Eukaryotic RNA-Interference

In eukaryotes, the term “RNA silencing” refers to a group of mechanistically related pathways that produce short non-coding RNAs for sequence-specific gene regulation. This is an evolutionarily conserved process that may have originally evolved as a defense mechanism against viruses and other foreign nucleic acids.9-12 Long double-stranded RNAs (dsRNAs) produced during a viral infection are recognized as antigens, and the dsRNA is processed into 21-nt small interfering RNAs (siRNAs) by a dedicated RNase III enzyme called Dicer.13,14 One strand of the siRNA is loaded into an Argonaute protein (AGO)-containing regulatory complex, where the siRNA serves as a sequence-specific guide that delivers the AGO nuclease to invading viral nucleic acids.15 To subvert this immune system, many viruses have evolved counter defensive strategies that suppress RNAi.16-18 Viral suppressors of RNAi (VSRs) are diverse in sequence and in their mechanism of immune system attenuation.16 Many VSRs circumvent antiviral RNAi by coating dsRNA and preventing it from coming into contact with the host’s RNAi machinery (dsRNA binding proteins), while other VSRs target steps downstream of dsRNA detection (Fig. 1).

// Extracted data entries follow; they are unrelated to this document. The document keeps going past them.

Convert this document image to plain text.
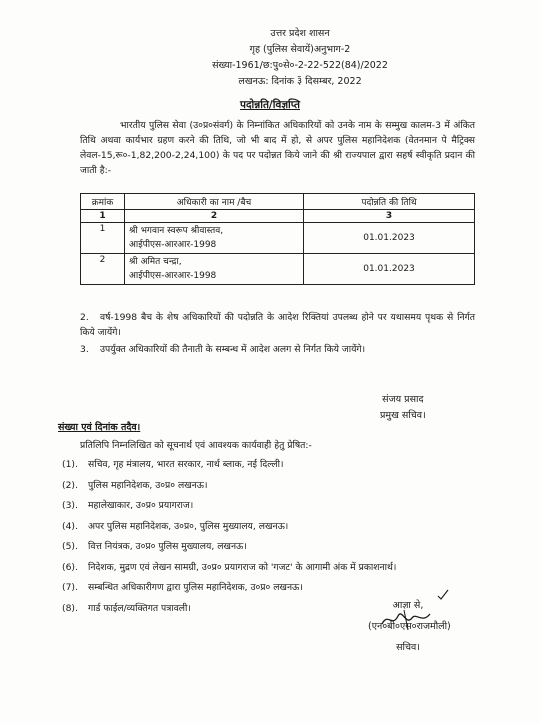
उत्तर प्रदेश शासन
गृह (पुलिस सेवायें)अनुभाग-2
संख्या-1961/छ:पु०से०-2-22-522(84)/2022
लखनऊ: दिनांक ३̃ दिसम्बर, 2022
पदोन्नति/विज्ञप्ति
भारतीय पुलिस सेवा (उ०प्र०संवर्ग) के निम्नांकित अधिकारियों को उनके नाम के सम्मुख कालम-3 में अंकित तिथि अथवा कार्यभार ग्रहण करने की तिथि, जो भी बाद में हो, से अपर पुलिस महानिदेशक (वेतनमान पे मैट्रिक्स लेवल-15,रू०-1,82,200-2,24,100) के पद पर पदोन्नत किये जाने की श्री राज्यपाल द्वारा सहर्ष स्वीकृति प्रदान की जाती है:-
क्रमांक	अधिकारी का नाम /बैच	पदोन्नति की तिथि
1	2	3
1	श्री भगवान स्वरूप श्रीवास्तव,
आईपीएस-आरआर-1998	01.01.2023
2	श्री अमित चन्द्रा,
आईपीएस-आरआर-1998	01.01.2023
2. वर्ष-1998 बैच के शेष अधिकारियों की पदोन्नति के आदेश रिक्तियां उपलब्ध होने पर यथासमय पृथक से निर्गत किये जायेंगे।
3. उपर्युक्त अधिकारियों की तैनाती के सम्बन्ध में आदेश अलग से निर्गत किये जायेंगे।
संजय प्रसाद
प्रमुख सचिव।
संख्या एवं दिनांक तदैव।
प्रतिलिपि निम्नलिखित को सूचनार्थ एवं आवश्यक कार्यवाही हेतु प्रेषित:-
(1). सचिव, गृह मंत्रालय, भारत सरकार, नार्थ ब्लाक, नई दिल्ली।
(2). पुलिस महानिदेशक, उ०प्र० लखनऊ।
(3). महालेखाकार, उ०प्र० प्रयागराज।
(4). अपर पुलिस महानिदेशक, उ०प्र०, पुलिस मुख्यालय, लखनऊ।
(5). वित्त नियंत्रक, उ०प्र० पुलिस मुख्यालय, लखनऊ।
(6). निदेशक, मुद्रण एवं लेखन सामग्री, उ०प्र० प्रयागराज को 'गजट' के आगामी अंक में प्रकाशनार्थ।
(7). सम्बन्धित अधिकारीगण द्वारा पुलिस महानिदेशक, उ०प्र० लखनऊ।
(8). गार्ड फाईल/व्यक्तिगत पत्रावली।	आज्ञा से,
(एन०बी०एस०राजमौली)
सचिव।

CRISPR RNA-Guided Adaptive Immune Systems

CRISPRs are essential components of diverse nucleic-acid-based adaptive immune systems that are widespread in bacteria and archaea (Fig. 1). Each CRISPR locus consists of a series of short direct repeats that are separated by non-repetitive “spacer” sequences derived from foreign genetic elements. In response to viral or plasmid challenge, new spacer sequences are added to one end of the CRISPR locus and in this way CRISPR loci serve as molecular “vaccination cards” that maintain a chronological genetic record of prior encounters with foreign nucleic acid invaders. New sequence acquisition is the first step toward adaptive immunity, but acquisition alone does not provide long-term protection. CRISPR loci are transcribed, and the long primary transcript is processed into a library of short CRISPR-derived RNAs (crRNAs) that each contains a short sequence that was derived from and is complementary to a previously encountered invader. Each crRNA is bound by one or more CRISPR-associated proteins (Cas) and the resulting ribonucleoprotein complexes serve as surveillance systems that patrol the intracellular environment for foreign nucleic acid targets that are complementary to the crRNA-guide sequence.19-24 Viruses with mutations in specific regions of the target sequence escape detection by the crRNA-guided surveillance systems,25-28 and as a consequence of this selective pressure, CRISPR may play an influential role in maintaining sequence diversity in phage genomes.29-32 However, mutations are often associated with a fitness cost and alternative escape mechanisms are anticipated.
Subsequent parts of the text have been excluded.